Design notes

This is not really readable at the moment, mostly some personal notes about current internal design.

Bento is currently split into two parts: a core API to parse the package description into a simple object API, and a commands library which gives a command line interface to bento.

The main design philosophy of bento is to clearly separate the different stages of packaging deployment, as we believe it is the only way to make a build tool extensible.

Commands “protocol”

The command line interface of bento currently supports 3 stages:

  • configuration: is concerned with configuring user options (build/install customization).
  • build: compile C extensions
  • install: deploy the software into the system as configured at the first stage. Installers are considered installation as well for reasons explained later.

Although those stages are very similar to distutils/setuptools mechanism, the implementation is fundamentally different, because each stage is mostly independent from each other. No python object is directly shared between commands - the current bentomaker implementation implements each stage as a separate run. Once configured, every command has access to all options.

Build manifest and building installers

Bento uses a slightly unusal process to install the bits of your package. Instead of copying directly the files to the desired location, the install process is driven by a build manifest. This build manifest is produced by the build command. It contains a description of files per category as well as a few metadata. The syntax is based of JSON so that it can easily be parsed from any language and in most environments (local machine, browser, etc...).

Format internals

The main sections is a list of json ‘dicts’, e.g.:

"files": [
    ["bentomaker", "bentomaker-2.6"],
    ["bentomaker", "bentomaker"],
],
"name": "bentomaker",
"category": "executables",
"source_dir": "build/scripts-2.6",
"target_dir": "$bindir"

The files variable is a list of tuples (source, target). This is interpreted as installing the file build/scripts-2.6/bentomaker into $bindir/bentomaker-2.6 and into $bindir/bentomaker. The category variable may be used to customize installation/packaging behavior (and later to extend the build manifest for installation hook).

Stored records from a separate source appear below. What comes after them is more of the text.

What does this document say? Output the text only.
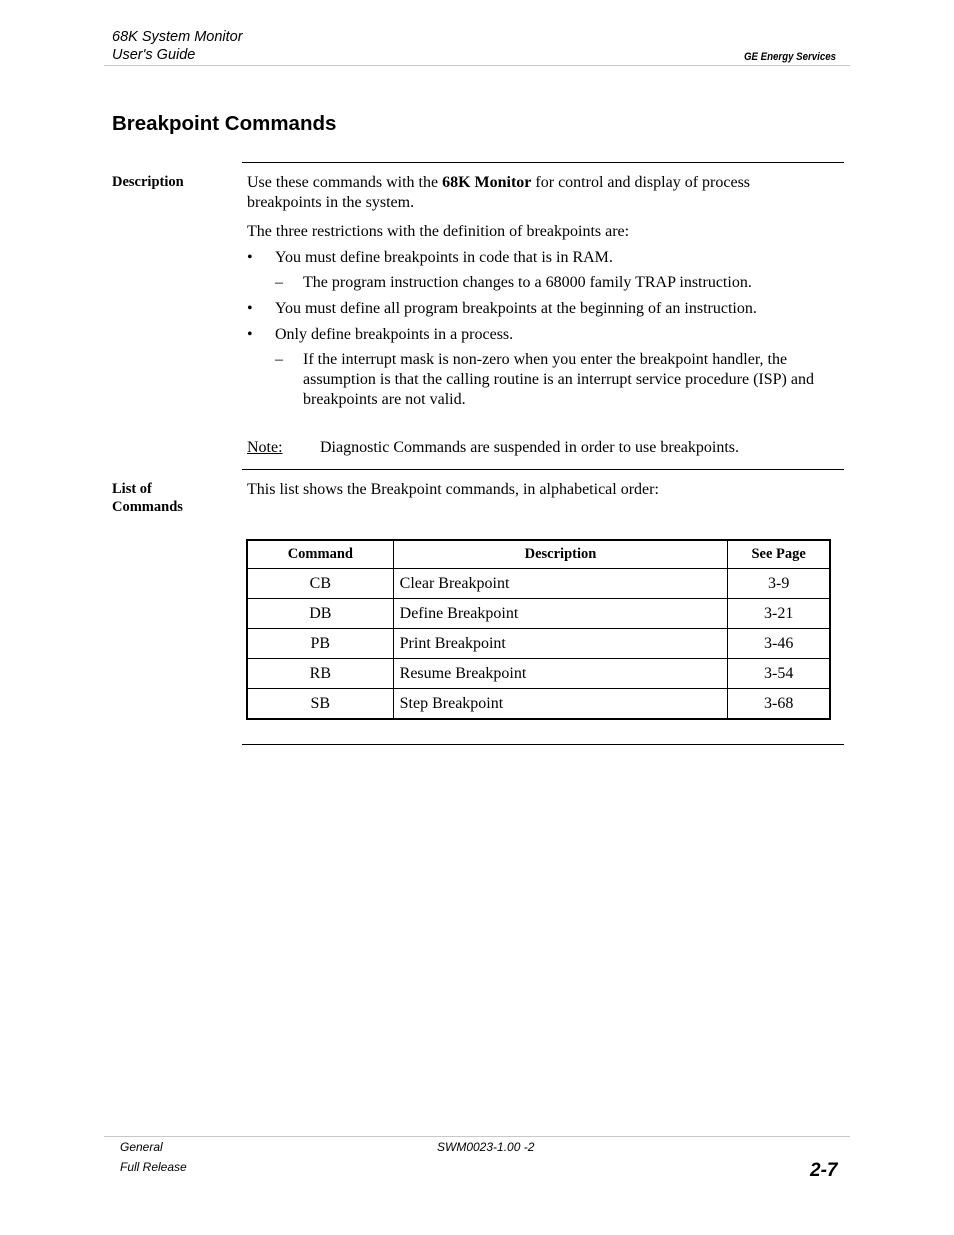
68K System Monitor
User's Guide	GE Energy Services
Breakpoint Commands
Description	Use these commands with the 68K Monitor for control and display of process breakpoints in the system.
The three restrictions with the definition of breakpoints are:
• You must define breakpoints in code that is in RAM.
– The program instruction changes to a 68000 family TRAP instruction.
• You must define all program breakpoints at the beginning of an instruction.
• Only define breakpoints in a process.
– If the interrupt mask is non-zero when you enter the breakpoint handler, the assumption is that the calling routine is an interrupt service procedure (ISP) and breakpoints are not valid.
Note: Diagnostic Commands are suspended in order to use breakpoints.
List of
Commands
This list shows the Breakpoint commands, in alphabetical order:
Command	Description	See Page
CB	Clear Breakpoint	3-9
DB	Define Breakpoint	3-21
PB	Print Breakpoint	3-46
RB	Resume Breakpoint	3-54
SB	Step Breakpoint	3-68
General
Full Release
SWM0023-1.00 -2
2-7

A key point of the format is to specify source_dir and target_dir outside the source/destination, so that they may be modified when the build manifest is read depending on the usages. In particular, since eggs and windows installers produced by bento include the build manifest, this may be used to losslessly convert between installer formats.

Advantages

The built bits and the build manifest are enough to install the software to arbitrary location, so that the install process does not need to know anything about the build process. Conversely, as long as you can produce a build manifest, you can use the installation commands as is.

Besides installation, the manifest is also used to produce installers. Currently, only windows installers and eggs are supported, but adding new types of installers should be easier than with distutils. If you look at the build_wininst and build_egg commands source code, they are simple, and most of the “magic” happens in the build manifest. In particular, the build manifest still refers to installed bits relatively to abstract paths, and those paths are resolved when building the installers.

WARNING: the build manifest will most likely need to be changed in backward incompatible ways, including the API to access it.

Installers conversion

The build manifest is intended to be included in each produced installer, for convertion between various formats. The goal is to have idempotent conversions (e.g. converting an egg to wininst and then converting it back to an egg produces the exact same egg).

We also intend to use build manifest for the upcoming ‘’nest’’ service, which will contain a database of installed software.